Quick answer

Core vaccines for most horses cover tetanus and equine influenza, with others such as equine herpesvirus added based on risk. Your vet sets the schedule, usually a primary course followed by regular boosters.

The core protections

Tetanus is the one no horse should be without, as it is often fatal and horses are highly susceptible. Equine influenza is the other mainstay, especially for horses that travel, compete or mix with others. These form the backbone of most vaccination plans.

Risk-based extras

Depending on where you are and what your horse does, your vet may add equine herpesvirus, strangles or other vaccines. Competition bodies and some yards require flu vaccination on a strict timetable, so keep records up to date if you compete.

Timing and boosters

Young or newly vaccinated horses need a primary course of two or more doses, then regular boosters to keep immunity topped up.

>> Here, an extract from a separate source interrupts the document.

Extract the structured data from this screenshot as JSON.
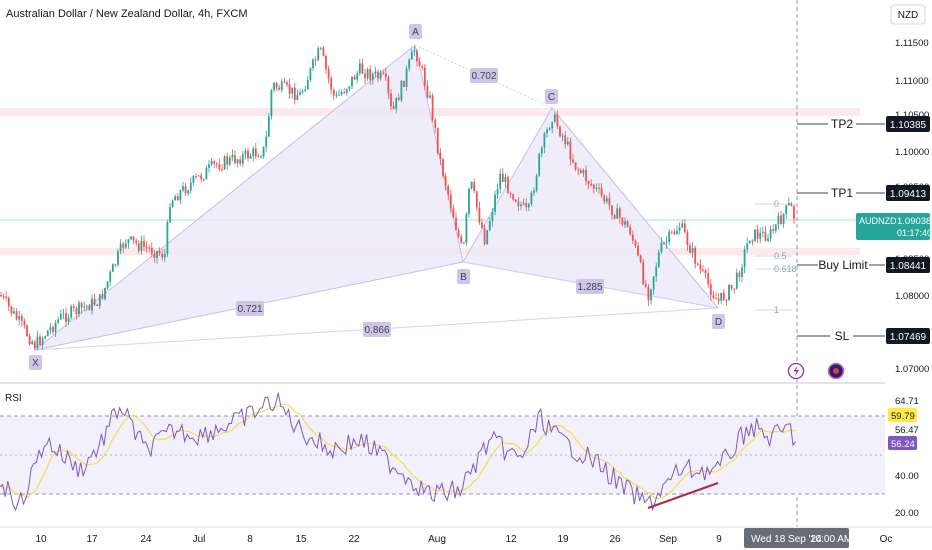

Missing a booster can mean starting the course again and may make a horse ineligible to compete, so diarise the dates.

Support recovery

Most horses are fine after vaccination, but some are quiet or a little sore for a day. Give light turnout rather than hard work that day, keep water and forage available, and monitor the injection site. A stocked first aid kit is handy for any minor reaction.

Work with your vet

Vaccination needs vary by location, age, use and disease risk, so a plan from your vet is worth far more than a generic schedule. Keep clear records, and never skip tetanus cover, which is the cheapest life-saving protection you can give.